Ehsanullah Khan, who has run an education center for girls and boys in southern Kandahar for the past six years, says his life is constantly in danger.

It’s not just the Taliban, but ultraconservative government officials, tribal elders, even his neighbors who object to girls going to school. Mr. Khan says he will be killed if he leaves Kandahar, and he is unsafe even within the city.

“I play hide and seek,” he said. “Where is the security in this country? Where is freedom?”

There were 2,108 clashes and other violent incidents per month for the latest quarter, up 39 percent from the comparable period last year, according to the United Nations. And last year was the deadliest of the war for international troops, with more than 700 killed.

In recent months, brazen daylight attacks have been mounted with alarming regularity, including an assault on the Intercontinental Hotel in Kabul in June, a 20-hour siege of the U.S. Embassy and NATO headquarters in September and an attack that killed a CIA contractor at one of the agency’s offices in Kabul, also in September.

In the north, several senior police chiefs and a governor have been killed, among others. Last month, a suicide bomber killed former President Burhanuddin Rabbani, head of the council tasked to talk peace with the Taliban.

The Northern Alliance, with whom the U.S. aligned in 2001, is secretly arming once again, according to former anti-Taliban fighters interviewed in northern Afghanistan’s Panjshir Valley. Their information was confirmed privately by a top U.S. official.

And in the south, attacks have killed the mayor of Kandahar, the provincial police chief of Kandahar, the deputy governor of Kandahar province and the half brother of President Hamid Karzai.

The Taliban also managed to dig a tunnel under the main prison in Kandahar earlier this year and free more than 400 prisoners, most of them Taliban fighters.

U.S. generals dismiss the attacks as signs of desperation within the Taliban ranks.
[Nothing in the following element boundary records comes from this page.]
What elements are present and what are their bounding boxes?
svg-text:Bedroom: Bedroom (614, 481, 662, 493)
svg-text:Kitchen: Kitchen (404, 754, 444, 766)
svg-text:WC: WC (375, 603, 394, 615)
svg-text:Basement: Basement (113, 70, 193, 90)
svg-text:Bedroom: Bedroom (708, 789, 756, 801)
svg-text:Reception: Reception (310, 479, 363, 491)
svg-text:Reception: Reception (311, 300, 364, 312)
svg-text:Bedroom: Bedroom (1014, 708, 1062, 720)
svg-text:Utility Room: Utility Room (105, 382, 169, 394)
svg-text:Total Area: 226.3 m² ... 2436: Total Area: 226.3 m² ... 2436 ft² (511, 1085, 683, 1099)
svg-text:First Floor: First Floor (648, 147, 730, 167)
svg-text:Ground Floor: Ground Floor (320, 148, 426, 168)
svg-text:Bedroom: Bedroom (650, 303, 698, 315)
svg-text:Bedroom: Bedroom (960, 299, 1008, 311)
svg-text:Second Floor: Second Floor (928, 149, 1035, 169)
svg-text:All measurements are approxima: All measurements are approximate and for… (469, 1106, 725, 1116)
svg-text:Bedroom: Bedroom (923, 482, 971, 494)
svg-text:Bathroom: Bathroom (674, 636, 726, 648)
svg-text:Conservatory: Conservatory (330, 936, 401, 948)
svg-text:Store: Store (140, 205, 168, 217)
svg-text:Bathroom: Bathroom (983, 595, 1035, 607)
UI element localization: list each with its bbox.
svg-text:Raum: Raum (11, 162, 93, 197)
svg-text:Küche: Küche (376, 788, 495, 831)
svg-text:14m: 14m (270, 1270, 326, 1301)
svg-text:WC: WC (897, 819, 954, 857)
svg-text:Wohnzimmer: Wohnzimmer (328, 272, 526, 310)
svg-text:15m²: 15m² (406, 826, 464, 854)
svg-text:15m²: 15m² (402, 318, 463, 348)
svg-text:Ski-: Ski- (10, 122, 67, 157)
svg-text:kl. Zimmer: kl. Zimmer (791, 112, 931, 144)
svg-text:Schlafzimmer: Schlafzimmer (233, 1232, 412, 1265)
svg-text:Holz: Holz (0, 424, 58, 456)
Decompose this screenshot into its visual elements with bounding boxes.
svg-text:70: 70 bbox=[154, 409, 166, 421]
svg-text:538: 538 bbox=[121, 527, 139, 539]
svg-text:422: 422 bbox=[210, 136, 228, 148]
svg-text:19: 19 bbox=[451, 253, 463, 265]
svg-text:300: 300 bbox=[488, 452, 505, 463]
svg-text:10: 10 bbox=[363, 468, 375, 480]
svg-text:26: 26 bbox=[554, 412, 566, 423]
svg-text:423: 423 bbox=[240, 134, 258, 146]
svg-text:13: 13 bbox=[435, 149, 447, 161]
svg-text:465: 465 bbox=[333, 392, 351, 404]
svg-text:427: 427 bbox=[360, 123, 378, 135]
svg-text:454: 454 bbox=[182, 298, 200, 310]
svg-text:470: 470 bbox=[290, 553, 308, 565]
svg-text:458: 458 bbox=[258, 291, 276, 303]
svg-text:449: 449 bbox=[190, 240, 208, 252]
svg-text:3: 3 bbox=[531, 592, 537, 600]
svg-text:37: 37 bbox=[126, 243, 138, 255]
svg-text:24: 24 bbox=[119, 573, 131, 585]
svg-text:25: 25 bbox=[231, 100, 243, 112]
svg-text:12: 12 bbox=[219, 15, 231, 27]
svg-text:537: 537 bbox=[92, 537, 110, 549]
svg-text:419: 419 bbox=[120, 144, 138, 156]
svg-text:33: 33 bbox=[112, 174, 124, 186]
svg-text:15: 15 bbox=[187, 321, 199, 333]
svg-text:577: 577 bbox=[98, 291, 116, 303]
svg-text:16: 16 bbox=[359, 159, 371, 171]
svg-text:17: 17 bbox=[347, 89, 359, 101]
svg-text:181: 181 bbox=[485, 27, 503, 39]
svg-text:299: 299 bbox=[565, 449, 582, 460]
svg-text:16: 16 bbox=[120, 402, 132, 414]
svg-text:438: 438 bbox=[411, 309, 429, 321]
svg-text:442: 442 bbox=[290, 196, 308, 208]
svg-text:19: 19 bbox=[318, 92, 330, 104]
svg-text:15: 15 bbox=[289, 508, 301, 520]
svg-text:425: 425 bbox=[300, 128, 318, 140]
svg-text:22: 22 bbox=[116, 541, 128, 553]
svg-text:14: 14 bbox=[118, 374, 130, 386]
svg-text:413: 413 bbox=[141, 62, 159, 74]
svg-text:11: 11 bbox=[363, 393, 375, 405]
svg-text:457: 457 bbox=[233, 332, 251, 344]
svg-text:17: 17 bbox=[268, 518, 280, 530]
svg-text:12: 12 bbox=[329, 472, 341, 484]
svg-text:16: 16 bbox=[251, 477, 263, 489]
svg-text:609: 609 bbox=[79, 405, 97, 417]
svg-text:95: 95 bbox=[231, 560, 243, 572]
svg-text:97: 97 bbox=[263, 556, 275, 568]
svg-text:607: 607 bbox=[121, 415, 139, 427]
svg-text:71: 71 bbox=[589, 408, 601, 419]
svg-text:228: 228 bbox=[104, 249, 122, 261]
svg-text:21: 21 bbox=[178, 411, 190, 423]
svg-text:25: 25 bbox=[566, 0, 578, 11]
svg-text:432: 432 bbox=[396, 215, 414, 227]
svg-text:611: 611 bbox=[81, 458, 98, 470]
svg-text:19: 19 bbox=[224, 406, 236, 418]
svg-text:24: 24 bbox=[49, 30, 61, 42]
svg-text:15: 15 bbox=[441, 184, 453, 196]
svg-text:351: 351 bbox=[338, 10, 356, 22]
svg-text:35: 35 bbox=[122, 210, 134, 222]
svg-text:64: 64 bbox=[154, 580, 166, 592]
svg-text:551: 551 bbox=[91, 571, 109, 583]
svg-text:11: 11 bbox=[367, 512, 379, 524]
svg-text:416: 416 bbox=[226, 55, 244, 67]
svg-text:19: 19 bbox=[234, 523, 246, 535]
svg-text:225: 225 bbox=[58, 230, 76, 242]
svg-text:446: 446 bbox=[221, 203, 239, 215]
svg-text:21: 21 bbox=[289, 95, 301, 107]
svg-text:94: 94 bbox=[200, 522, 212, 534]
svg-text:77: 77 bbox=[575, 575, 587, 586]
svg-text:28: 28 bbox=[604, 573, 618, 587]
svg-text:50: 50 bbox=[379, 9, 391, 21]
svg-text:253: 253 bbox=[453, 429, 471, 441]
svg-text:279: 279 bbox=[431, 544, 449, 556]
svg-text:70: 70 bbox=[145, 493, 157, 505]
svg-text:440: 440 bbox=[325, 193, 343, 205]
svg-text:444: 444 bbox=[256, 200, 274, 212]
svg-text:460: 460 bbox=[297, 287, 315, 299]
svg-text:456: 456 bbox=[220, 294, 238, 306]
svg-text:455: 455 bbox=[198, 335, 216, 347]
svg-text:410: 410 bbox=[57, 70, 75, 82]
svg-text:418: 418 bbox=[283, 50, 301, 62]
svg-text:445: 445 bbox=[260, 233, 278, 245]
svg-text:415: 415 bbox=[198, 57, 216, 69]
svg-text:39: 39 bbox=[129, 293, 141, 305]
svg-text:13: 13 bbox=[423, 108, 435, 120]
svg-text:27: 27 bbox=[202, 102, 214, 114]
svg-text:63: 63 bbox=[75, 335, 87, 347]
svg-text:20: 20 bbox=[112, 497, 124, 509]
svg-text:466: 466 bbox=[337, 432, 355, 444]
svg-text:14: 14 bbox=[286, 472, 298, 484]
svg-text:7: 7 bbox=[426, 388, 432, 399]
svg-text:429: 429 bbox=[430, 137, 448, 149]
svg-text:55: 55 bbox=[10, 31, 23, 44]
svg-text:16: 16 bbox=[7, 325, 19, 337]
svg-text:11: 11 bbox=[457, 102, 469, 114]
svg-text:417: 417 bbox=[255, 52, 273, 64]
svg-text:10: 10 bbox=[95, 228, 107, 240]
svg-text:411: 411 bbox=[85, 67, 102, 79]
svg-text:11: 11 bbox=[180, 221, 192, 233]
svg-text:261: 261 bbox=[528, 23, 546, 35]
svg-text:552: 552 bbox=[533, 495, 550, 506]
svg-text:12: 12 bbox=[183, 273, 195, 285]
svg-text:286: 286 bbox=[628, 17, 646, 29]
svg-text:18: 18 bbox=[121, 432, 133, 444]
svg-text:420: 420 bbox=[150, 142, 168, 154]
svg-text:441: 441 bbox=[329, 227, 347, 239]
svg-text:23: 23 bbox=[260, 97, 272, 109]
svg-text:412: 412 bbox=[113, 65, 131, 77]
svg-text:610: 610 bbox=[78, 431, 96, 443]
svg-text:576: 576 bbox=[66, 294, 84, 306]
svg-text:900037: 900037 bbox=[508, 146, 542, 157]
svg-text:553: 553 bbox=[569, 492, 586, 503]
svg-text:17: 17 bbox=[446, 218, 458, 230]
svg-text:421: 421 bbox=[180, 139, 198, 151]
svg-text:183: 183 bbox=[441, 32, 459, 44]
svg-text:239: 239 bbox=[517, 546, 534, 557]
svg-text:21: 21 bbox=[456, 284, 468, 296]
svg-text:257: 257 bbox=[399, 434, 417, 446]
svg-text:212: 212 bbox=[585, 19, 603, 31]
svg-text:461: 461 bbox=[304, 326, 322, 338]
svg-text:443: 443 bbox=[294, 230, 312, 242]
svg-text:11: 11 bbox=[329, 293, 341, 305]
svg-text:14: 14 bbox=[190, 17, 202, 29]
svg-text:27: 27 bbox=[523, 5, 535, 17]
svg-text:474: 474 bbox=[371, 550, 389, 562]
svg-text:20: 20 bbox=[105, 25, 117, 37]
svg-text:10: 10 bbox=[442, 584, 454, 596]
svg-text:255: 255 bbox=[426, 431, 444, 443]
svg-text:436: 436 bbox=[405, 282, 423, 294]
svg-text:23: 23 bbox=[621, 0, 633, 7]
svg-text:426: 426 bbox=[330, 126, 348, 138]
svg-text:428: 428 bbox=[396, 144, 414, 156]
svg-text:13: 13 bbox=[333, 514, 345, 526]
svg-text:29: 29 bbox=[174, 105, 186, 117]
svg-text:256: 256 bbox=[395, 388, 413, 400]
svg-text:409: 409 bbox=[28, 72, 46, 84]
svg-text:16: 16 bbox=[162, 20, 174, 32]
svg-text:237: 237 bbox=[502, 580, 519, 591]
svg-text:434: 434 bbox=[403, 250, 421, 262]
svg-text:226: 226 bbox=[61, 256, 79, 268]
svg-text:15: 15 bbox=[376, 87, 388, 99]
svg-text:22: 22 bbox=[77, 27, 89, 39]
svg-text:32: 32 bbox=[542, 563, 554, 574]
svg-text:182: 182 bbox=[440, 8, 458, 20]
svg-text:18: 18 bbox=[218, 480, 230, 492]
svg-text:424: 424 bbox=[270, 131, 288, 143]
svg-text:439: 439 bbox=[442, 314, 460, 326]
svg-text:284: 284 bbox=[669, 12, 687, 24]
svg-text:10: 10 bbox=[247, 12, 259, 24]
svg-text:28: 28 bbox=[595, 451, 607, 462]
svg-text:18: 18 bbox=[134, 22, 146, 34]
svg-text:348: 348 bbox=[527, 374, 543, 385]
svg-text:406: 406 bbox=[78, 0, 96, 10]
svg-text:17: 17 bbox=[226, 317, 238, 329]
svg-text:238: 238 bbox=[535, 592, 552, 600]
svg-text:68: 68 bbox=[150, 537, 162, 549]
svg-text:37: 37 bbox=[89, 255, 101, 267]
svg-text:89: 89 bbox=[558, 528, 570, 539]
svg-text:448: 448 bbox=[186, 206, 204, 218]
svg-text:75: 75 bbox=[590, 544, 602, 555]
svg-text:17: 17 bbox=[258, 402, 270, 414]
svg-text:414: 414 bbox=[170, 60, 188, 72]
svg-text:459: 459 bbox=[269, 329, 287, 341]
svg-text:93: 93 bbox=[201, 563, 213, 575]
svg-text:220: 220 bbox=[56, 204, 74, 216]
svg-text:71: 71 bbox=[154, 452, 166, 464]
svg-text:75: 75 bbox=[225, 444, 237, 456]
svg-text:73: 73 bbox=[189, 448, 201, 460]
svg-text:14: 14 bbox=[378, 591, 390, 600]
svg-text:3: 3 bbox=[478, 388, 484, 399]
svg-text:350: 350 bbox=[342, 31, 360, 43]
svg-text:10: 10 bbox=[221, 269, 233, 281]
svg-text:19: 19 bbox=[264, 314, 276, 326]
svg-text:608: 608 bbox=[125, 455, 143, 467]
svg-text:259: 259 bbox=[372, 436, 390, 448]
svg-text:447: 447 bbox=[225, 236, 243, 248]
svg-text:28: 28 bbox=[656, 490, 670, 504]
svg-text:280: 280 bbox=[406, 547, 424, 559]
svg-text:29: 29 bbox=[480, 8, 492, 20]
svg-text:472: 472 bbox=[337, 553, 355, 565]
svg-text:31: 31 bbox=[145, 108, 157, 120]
But others say they show that a stronger insurgency now can infiltrate Afghan institutions and slip into parts of the capital, Kabul, under the tightest security control.

The Taliban also have taken over highways, severely limiting people from moving around.

The Taliban have returned in part because Afghans have learned to expect little from a failed government and institutions wracked with corruption.

Moabullah, a Taliban fighter who would give only his first name, said that when the U.S. first entered Afghanistan a decade ago, the Taliban fled.

“We didn’t even have a place in the mountains then,” he said.

Like many Taliban foot soldiers, he returned to his village and tried to get some funding to start an irrigation project.

But before long, local government officials who had been thrown out by the Taliban on charges of corruption five years earlier returned. They demanded money and weapons and threatened to tell the Americans that Moabullah was Taliban.

He escaped to Iran.

Two years later, he came back and returned to the Taliban. Now the Taliban are welcomed even in Kabul, he said, where residents give them food and water.

“People too soon saw how the foreigners behaved, doing night raids, checking homes with women inside and bombs killing innocent people and children,” he said. “And now … the Taliban are in government, in police. They are very strong today.”

A national poll by the BBC and other media taken in 2009 found that 50 percent of Afghans said corruption among government officials or police had increased in the previous year. About 63 percent said corruption was a big issue, compared with 45 percent a year earlier.

Ordinary Afghans paid $2.5 billion in bribes in 2009, according to a U.N. report - roughly a quarter of the country’s entire gross domestic product.

On average, a bribe runs about $160, a huge amount in a country where the average Afghan makes barely $425 a year, the report concluded.